Another part, however, was much looser than anticipated. That provision said Iranian oil can now be carried on tankers owned by the National Iranian Tanker Co. (NITC) without any purchasers facing sanctions. But the guidance emphasized that sanctions will still be imposed to enforce limits on the purchase of Iranian oil so that Iran will not be able to sell more than the 1.1 million barrels a day it sold in 2013.
Iran will be allowed to sell petrochemicals without facing sanctions. To allow that, the United States listed 14 Iranian petrochemical companies from which it is now lifting sanctions for six months.
The United States emphasized that the bulk of its sanctions will remain in place, such as the restrictions on banking transactions involving Iran. But the guidance says Washington will lift its ban on “correspondent or payable-through accounts” to allow payments to go through the US banking system for those items like petrochemicals, automotive gear and airplane parts where sanctions are being lifted and even for crude oil purchases.

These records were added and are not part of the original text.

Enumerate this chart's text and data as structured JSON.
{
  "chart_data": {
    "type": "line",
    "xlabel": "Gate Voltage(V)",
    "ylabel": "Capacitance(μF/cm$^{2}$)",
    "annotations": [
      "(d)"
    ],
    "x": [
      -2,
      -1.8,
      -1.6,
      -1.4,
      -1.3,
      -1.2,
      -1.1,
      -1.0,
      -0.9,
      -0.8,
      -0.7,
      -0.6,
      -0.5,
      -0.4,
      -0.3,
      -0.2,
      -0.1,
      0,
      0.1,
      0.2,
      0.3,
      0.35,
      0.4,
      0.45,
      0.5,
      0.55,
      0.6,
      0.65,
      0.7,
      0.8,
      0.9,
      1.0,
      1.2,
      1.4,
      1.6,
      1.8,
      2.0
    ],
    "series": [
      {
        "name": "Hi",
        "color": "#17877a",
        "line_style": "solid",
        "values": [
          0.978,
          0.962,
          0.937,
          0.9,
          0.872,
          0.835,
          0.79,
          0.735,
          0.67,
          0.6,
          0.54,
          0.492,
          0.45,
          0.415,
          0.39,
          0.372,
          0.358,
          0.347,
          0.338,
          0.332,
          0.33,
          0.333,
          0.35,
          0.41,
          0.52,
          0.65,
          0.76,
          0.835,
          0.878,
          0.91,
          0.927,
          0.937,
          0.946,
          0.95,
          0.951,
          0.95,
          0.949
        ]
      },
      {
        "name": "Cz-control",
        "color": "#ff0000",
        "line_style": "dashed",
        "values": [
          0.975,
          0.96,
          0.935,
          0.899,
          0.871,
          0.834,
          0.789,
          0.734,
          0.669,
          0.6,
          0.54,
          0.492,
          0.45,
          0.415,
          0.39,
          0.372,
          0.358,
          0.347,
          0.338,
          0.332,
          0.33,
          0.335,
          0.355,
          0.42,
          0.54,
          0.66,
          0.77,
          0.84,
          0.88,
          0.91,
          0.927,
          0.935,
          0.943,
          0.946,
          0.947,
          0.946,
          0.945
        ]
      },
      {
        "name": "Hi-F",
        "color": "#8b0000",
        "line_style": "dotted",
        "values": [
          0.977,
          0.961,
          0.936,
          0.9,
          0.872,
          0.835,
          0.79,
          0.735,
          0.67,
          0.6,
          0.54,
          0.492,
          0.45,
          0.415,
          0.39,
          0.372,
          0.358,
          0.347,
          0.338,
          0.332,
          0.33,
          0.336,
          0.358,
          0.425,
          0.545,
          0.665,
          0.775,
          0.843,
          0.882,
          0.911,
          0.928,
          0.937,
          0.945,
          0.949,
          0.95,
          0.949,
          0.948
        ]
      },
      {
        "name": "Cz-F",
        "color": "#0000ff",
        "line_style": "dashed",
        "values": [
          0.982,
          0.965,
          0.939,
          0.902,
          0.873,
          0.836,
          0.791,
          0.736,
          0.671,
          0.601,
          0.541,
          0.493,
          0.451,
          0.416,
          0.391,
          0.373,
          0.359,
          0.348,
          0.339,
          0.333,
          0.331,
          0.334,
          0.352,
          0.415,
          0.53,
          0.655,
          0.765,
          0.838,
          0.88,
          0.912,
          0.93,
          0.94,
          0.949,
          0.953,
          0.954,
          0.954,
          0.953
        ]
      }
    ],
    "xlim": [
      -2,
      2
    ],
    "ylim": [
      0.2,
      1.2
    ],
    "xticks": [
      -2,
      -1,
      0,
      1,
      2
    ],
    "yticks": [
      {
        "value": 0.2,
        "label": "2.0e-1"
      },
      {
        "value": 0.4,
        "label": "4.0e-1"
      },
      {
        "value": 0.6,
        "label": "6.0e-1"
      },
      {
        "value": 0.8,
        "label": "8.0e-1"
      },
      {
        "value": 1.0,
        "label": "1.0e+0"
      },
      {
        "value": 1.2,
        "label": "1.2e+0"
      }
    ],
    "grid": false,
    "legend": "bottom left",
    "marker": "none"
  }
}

These sanctions are lifted only for transactions conducted by “non-US persons.” No business is allowed by “US persons.” That term encompasses essentially anyone living in the United States and thus coming under US law—citizens, green card holders, foreign students, refugees, asylum-seekers.
The IAEA is planning to double the number of its inspectors assigned to Iran so they can carry out more intense inspections with, for example, daily visits to the enrichment plants in Natanz and Fordo.
But the question of Iran’s past nuclear activities—back when most intelligence agencies believe Iran was working actively to build nuclear weapons—remains up in the air. The IAEA is in charge of that aspect and is still trying to negotiate for access to people, documentation and sites that can show what all Iran was doing in the past.
The next step is to start the negotiations for a permanent agreement to replace the six-month interim accord. The first meeting on that front is expected next month.
Everyone seemed happy with the smooth process on Monday—except for hardliners in Tehran. Vatan-e Emruz, a conservative daily, ran a story falsely saying that the deal brings to a halt most of Iran’s nuclear work. It ran the story under the headline: “Nuclear holocaust.”